To truly cut in everyday practice and grasp reality, poolosophers suggest one should be chaotically travelling between layers all the time: for example, having very different groups of friends in one room whilst trying to understand all of them and get along, or holding very different jobs at once (finance bro and socialist, philosopher and plumber, nun and hypersexualised burlesque dancer).
POO practitioners and POO philosophers are different people: the former are referred to as Pooractitioners, the latter as poolosophers. Within the community, there is a calling to align thinking with practice (and with feeling) in oneness, drawing on Chinese Daoist philosophy and the concept of Yi (一, one). A subgroup who embrace this unity call themselves Poo-Yi (not to be confused with the last emperor, Pu-Yi 溥儀).

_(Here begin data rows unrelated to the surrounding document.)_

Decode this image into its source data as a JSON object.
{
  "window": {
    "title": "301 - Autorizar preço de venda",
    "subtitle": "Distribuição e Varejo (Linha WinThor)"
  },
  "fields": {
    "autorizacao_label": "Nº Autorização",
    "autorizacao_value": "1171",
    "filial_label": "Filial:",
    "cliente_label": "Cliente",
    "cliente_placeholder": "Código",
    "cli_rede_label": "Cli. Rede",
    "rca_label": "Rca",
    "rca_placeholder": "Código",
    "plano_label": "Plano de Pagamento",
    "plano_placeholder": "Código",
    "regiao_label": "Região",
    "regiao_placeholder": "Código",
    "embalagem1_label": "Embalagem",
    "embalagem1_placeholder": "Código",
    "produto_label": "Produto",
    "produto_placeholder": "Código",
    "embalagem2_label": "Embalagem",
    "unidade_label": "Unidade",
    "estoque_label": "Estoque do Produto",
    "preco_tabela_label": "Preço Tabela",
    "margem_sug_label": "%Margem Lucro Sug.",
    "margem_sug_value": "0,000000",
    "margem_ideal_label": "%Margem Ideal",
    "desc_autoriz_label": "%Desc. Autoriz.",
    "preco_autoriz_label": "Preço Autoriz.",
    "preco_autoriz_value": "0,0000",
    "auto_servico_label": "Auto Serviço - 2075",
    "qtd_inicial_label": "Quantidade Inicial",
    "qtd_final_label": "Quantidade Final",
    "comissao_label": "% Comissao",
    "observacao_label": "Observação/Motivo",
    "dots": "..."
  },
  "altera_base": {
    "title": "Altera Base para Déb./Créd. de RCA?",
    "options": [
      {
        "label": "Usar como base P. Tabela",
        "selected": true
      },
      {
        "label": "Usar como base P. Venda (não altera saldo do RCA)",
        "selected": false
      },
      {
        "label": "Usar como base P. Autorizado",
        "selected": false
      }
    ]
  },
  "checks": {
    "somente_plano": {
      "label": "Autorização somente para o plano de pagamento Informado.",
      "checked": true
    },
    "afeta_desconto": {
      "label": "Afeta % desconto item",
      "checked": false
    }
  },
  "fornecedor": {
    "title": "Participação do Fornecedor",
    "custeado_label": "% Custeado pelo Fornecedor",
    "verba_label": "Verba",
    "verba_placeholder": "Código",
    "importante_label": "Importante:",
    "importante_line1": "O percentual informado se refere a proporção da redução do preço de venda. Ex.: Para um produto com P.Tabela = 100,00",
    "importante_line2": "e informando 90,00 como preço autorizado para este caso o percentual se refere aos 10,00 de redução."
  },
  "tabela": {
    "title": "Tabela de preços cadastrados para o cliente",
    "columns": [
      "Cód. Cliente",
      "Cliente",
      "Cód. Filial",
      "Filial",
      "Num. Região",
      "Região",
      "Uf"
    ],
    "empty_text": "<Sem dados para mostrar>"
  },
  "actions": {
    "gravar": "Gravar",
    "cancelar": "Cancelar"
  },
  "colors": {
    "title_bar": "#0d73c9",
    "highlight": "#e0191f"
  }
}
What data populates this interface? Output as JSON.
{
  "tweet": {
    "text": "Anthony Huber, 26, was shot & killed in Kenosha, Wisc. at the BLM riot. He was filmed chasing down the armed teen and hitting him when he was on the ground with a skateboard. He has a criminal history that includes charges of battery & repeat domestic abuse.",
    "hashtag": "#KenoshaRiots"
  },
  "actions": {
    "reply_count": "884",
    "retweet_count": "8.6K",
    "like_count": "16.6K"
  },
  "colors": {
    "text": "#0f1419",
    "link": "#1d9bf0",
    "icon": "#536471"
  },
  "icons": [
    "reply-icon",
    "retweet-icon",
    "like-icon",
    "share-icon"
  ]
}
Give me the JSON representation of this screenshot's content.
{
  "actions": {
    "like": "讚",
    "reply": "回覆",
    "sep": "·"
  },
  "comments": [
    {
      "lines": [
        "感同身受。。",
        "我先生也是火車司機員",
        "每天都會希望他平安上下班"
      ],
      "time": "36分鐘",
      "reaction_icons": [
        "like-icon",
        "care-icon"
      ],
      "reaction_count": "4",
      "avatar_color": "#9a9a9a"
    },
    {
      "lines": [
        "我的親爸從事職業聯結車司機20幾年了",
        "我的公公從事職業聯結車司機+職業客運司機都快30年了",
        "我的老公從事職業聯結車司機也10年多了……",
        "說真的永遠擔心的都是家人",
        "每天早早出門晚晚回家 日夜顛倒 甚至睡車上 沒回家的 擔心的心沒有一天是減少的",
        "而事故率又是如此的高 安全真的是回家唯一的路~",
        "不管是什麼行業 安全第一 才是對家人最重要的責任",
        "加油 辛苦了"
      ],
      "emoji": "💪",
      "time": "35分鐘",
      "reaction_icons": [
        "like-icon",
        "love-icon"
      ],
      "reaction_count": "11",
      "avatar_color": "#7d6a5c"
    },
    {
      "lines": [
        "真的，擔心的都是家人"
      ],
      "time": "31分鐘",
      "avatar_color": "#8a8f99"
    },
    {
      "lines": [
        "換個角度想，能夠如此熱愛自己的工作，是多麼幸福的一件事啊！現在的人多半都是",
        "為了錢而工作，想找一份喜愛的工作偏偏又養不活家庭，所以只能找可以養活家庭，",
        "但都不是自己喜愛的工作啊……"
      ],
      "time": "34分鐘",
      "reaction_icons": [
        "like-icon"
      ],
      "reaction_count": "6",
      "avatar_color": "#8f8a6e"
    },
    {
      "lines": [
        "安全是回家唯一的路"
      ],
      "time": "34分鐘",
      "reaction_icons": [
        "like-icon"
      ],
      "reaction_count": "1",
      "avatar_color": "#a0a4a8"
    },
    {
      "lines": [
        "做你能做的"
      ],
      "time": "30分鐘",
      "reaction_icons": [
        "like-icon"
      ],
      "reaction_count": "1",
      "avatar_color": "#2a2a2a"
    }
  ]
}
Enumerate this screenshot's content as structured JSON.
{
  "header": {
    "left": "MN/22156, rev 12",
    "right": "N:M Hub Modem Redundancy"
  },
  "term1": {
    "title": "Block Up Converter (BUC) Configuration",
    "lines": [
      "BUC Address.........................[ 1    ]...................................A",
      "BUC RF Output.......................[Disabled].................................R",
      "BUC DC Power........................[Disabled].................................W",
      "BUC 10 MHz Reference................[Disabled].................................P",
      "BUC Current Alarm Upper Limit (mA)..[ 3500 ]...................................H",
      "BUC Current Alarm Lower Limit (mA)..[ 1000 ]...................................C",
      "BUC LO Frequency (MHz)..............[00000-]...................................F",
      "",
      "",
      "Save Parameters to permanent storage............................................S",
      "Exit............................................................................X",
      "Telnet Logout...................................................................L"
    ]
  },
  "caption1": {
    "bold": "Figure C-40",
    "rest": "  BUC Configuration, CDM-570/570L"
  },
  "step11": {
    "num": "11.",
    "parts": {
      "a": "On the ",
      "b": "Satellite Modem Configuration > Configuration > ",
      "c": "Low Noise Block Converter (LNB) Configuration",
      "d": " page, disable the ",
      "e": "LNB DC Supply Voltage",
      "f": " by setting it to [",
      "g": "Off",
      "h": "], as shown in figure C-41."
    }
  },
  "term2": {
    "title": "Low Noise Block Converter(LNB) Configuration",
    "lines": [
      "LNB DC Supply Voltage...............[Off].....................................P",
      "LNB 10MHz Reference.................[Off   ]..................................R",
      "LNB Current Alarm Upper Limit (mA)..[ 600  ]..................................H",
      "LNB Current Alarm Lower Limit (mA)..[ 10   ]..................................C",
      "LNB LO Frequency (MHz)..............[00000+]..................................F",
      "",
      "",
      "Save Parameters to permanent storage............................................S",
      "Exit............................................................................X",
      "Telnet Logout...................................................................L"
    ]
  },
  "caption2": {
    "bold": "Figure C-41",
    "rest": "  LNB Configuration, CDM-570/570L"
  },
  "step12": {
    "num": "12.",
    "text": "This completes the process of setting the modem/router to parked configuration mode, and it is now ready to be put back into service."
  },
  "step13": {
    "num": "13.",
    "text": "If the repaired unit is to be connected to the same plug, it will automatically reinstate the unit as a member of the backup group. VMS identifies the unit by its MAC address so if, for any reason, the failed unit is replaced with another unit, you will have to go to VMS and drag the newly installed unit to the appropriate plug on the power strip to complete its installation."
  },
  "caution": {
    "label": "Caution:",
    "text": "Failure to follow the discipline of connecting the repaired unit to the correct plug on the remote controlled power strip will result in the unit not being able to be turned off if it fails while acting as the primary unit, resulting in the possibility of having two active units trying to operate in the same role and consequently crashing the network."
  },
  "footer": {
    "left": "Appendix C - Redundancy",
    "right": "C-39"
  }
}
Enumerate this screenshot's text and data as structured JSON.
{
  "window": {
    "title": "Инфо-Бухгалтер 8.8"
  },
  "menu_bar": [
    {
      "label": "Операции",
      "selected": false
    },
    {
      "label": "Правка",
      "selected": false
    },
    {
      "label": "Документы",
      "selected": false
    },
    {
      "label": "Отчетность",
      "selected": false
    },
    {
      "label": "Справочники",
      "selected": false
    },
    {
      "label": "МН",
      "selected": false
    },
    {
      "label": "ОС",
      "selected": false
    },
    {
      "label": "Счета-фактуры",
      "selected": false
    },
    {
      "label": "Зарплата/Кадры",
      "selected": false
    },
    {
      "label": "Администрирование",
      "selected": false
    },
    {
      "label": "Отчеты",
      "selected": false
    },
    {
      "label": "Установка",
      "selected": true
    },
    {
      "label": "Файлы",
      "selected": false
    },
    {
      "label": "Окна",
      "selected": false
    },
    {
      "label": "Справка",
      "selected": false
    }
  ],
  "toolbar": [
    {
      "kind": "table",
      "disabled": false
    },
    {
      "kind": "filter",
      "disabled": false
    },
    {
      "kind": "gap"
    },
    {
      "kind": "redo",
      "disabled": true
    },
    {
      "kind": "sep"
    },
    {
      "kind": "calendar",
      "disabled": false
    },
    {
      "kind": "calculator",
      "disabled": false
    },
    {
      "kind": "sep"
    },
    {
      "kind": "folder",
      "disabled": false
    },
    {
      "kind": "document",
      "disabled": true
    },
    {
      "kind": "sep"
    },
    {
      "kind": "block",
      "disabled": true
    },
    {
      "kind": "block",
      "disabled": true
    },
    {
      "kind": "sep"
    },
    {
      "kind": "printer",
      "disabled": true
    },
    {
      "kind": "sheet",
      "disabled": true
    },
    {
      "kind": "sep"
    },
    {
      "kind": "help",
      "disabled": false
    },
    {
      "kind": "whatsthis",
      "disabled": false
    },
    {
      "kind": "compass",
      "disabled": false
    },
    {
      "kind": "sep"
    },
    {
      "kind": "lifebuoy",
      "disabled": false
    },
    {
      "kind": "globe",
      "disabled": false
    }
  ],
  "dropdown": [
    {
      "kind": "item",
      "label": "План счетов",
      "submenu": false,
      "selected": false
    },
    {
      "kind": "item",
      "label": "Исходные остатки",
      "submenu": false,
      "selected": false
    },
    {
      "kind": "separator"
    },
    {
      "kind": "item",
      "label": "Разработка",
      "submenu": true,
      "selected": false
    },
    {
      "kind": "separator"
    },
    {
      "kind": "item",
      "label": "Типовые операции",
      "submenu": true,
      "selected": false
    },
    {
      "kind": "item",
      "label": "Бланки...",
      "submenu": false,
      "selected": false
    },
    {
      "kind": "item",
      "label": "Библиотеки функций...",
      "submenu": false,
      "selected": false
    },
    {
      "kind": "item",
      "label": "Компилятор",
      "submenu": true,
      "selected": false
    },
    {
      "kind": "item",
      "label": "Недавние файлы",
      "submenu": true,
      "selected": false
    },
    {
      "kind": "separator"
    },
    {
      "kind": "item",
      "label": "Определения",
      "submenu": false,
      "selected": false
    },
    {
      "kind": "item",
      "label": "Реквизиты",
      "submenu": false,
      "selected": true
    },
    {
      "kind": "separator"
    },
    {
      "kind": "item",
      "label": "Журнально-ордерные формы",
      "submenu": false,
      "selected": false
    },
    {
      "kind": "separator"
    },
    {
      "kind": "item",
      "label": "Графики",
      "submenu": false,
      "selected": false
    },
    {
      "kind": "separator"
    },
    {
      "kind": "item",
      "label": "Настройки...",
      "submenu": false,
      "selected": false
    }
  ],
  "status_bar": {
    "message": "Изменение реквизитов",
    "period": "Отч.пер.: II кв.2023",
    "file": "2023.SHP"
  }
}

Those who argue that practice and philosophy can be a binary act are called Poo-Er (er for 二, two in Chinese; not to be confused with the Chinese tea Pu-Er 普洱).
11. Notable figures
Oniona Grande, a famous cyberlesque performer, has been linked to POO. Notably, her grandmother's village used to grow big onions, a detail poolosophers cite as evidence of an early, familial connection to the layered metaphor.
Bread Pitta, more closely associated with the Church of Onion than with POO itself, Bread Pitta is a major donor to the Church and has supported its activities and outreach.
12. Controversy
POO has been linked to the Church of Onion, which heavily references it. The Church has faced criticism for being "cultish," with observers noting that onions rarely leave their garden. Its head, Saint Po (cousin of Po from Teletubbyland and the only non-onion in the Church) denied such accusations in a rare interview, calling the community "agricult" and questioning the distinctions between religion, church, cult, and dominant ideology.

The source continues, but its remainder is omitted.